Reply:Quote from xflat2186:
Just going to chime in here...
In case 1 you site, The offer would have to drop to 1.90 and then the stop would be triggered by hitting the next bid. If the offer dropped to 1.90, then they filled you and then they took the market back to where it was before that would be a violation and easily busted. If the OEX index had not moved they could not do it.
Reply:
The bid dropped to 1.90 (often but not always) within a second ot two and the index hasn't moved a fraction.
On the second case if the index moved 5 to 8 dollars there is almost not way for the bid to remian unchanged becasue there is a maximum width they can make the spread. If the bid didnt move the offer could only be so high and then the mm's would have to sell under theoretical value and lose money.
Reply:
If you traded retail OEX options (buying premium) in real life for several years it would change your comment here to agree with me.

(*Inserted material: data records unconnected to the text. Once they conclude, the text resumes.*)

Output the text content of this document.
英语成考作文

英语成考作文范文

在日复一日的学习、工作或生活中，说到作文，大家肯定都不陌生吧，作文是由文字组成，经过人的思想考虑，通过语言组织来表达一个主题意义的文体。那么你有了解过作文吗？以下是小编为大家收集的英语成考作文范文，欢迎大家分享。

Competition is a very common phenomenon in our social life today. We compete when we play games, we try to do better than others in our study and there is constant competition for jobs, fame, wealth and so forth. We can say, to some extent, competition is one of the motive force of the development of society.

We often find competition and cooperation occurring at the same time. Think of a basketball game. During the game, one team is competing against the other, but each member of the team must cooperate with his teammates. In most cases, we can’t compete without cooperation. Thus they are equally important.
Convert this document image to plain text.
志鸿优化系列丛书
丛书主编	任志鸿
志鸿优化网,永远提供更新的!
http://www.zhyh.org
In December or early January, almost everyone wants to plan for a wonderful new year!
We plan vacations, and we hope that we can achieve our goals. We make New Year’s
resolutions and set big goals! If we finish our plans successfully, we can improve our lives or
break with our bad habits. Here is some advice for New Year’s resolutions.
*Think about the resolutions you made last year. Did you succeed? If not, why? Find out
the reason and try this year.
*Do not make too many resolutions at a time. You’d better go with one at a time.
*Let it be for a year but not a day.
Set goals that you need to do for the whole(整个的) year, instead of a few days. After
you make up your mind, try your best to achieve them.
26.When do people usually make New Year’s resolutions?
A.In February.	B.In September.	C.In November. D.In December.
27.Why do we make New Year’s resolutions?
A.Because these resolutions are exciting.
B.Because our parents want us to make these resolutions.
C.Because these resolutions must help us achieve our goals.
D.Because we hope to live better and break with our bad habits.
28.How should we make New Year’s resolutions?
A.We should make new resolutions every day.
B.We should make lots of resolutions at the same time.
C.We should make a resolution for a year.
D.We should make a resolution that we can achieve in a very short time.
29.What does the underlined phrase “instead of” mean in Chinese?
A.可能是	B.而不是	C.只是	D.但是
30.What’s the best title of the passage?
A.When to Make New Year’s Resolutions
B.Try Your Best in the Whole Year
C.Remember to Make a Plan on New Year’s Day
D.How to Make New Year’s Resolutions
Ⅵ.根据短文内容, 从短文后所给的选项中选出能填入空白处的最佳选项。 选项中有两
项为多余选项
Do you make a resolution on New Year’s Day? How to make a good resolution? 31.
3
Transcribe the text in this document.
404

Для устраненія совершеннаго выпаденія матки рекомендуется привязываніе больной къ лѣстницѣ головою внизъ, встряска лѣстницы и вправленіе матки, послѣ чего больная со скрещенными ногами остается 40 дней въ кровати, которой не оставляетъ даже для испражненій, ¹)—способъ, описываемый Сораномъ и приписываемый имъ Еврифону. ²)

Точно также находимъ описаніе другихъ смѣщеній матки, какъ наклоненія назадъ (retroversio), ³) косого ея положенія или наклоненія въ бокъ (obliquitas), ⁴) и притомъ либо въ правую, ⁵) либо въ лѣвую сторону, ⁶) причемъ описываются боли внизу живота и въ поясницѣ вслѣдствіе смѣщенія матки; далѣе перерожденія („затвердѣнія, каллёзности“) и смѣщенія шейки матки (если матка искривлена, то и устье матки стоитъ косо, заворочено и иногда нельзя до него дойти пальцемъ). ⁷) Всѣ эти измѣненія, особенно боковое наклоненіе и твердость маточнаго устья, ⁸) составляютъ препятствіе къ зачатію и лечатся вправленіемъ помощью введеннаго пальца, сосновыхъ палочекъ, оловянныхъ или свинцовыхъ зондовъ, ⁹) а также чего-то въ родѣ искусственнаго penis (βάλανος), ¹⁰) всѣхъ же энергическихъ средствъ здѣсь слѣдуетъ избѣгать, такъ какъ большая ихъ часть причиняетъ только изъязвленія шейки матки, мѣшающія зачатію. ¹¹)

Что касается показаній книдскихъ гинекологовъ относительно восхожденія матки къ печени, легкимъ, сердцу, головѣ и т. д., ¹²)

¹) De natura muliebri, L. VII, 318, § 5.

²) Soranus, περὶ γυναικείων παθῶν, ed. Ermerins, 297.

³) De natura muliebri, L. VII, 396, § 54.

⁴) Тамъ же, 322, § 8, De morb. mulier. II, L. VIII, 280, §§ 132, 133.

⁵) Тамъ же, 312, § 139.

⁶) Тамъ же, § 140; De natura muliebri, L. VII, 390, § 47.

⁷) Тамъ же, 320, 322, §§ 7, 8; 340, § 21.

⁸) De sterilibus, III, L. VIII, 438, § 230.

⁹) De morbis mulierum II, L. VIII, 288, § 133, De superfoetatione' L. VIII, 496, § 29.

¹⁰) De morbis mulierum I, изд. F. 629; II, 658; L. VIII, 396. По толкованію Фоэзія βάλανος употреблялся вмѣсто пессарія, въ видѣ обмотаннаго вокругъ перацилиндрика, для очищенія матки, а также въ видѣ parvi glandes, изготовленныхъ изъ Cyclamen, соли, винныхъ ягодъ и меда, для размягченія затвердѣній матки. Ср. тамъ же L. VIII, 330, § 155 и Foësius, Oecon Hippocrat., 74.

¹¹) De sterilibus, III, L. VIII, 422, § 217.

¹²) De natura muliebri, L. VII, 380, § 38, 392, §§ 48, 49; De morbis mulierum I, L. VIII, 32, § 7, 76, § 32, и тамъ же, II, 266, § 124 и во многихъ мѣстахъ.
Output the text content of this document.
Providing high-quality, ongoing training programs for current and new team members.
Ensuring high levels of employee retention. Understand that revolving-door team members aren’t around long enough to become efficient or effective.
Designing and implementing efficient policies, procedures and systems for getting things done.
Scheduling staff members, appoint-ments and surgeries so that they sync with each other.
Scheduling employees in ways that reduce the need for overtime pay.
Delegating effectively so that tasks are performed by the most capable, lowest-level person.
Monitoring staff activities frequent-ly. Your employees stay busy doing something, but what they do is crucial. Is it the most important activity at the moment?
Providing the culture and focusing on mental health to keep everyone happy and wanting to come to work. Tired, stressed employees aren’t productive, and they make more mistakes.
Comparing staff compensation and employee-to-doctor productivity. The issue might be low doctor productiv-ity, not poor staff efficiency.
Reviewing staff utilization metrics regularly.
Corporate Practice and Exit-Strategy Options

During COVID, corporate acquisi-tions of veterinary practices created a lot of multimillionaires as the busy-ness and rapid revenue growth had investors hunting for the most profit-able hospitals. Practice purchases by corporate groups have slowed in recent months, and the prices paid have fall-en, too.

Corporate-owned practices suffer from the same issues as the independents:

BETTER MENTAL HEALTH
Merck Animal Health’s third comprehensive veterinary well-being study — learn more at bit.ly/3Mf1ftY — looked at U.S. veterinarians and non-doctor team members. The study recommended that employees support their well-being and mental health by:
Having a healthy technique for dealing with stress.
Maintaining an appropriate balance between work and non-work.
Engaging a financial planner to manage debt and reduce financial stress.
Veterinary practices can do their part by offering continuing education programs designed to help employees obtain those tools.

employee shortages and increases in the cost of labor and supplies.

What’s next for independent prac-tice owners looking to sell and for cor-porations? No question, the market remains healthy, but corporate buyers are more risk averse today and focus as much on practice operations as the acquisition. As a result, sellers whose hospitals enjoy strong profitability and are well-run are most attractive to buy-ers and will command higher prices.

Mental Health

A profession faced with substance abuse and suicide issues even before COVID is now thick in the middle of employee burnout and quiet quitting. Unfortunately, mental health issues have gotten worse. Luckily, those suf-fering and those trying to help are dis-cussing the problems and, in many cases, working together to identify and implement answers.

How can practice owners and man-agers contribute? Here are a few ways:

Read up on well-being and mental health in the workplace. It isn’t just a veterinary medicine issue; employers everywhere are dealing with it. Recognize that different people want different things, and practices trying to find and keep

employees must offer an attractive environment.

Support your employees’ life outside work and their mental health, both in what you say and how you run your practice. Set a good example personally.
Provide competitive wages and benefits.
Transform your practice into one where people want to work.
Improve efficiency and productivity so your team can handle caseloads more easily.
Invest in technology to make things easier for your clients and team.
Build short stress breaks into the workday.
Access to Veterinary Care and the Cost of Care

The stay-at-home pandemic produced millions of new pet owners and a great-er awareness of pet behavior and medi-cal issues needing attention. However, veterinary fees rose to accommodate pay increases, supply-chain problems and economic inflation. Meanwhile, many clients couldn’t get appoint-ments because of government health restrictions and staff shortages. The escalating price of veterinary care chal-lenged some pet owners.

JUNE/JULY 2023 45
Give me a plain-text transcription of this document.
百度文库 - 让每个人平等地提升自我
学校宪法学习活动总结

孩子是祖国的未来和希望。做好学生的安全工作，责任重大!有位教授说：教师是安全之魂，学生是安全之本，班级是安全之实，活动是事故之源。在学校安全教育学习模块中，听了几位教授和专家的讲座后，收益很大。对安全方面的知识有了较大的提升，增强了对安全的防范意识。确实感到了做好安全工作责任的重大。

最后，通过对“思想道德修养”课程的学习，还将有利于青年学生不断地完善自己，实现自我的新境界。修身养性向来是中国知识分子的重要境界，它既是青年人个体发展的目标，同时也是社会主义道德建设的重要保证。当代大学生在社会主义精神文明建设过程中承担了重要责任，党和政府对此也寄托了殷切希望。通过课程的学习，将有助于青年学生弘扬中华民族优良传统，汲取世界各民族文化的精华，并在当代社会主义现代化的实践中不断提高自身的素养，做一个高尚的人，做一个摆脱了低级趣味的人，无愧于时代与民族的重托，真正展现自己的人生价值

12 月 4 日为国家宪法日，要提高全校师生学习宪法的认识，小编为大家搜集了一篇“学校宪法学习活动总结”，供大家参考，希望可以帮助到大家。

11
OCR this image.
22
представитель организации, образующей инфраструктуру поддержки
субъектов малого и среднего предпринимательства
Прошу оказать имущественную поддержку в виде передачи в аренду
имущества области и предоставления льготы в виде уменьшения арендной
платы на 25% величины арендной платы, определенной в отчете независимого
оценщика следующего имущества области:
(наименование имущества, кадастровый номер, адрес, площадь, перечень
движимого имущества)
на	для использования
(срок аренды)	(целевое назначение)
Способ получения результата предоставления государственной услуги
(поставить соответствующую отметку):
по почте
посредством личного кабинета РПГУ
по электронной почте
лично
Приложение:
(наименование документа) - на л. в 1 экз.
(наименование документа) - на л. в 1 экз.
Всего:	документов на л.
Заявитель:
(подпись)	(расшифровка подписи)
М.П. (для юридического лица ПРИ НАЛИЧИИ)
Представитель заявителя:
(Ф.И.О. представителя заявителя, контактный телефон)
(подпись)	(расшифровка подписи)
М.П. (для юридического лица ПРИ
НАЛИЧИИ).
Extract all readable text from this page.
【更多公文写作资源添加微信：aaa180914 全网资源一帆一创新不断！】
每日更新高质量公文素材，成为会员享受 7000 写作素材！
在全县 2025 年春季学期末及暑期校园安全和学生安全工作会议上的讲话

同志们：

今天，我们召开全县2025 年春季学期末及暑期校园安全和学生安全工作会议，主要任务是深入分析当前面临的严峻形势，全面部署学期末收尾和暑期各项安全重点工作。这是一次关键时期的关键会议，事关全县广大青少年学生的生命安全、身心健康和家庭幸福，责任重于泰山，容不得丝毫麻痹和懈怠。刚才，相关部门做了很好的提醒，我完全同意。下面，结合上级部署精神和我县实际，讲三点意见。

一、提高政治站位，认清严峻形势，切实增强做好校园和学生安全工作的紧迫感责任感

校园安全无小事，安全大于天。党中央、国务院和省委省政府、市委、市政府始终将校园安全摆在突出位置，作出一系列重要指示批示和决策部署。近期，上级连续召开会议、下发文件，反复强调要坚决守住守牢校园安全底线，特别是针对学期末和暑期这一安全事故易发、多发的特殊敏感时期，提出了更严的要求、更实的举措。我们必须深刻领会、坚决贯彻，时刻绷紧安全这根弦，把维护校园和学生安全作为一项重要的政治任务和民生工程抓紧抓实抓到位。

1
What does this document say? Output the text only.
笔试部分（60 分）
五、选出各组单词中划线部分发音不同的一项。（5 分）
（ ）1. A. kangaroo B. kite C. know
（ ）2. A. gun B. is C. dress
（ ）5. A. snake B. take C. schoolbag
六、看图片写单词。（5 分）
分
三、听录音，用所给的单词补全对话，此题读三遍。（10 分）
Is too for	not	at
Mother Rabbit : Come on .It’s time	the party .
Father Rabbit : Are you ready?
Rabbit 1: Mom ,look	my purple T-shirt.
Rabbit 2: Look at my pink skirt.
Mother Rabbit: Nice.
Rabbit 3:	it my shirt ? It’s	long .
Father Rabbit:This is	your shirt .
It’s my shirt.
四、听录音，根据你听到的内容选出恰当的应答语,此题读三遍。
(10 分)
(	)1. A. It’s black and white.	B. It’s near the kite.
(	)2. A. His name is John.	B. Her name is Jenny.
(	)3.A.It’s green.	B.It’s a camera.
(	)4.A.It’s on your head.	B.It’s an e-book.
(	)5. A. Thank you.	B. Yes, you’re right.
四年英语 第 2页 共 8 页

Najarian would never make a public statement like that.
Reply:
I believe that I have this statement on a DVD option course that I bought from him. When I have time I will review the DVD again (its been a while since I last viewed it) and update this item.
Interesting thread going here thank you. I posted yesterday I am in the camp where the options value is priced like most of the world believes
Thanks for the positive comment.
Note: Out of laziness, I wrote replies directly below your individual comments.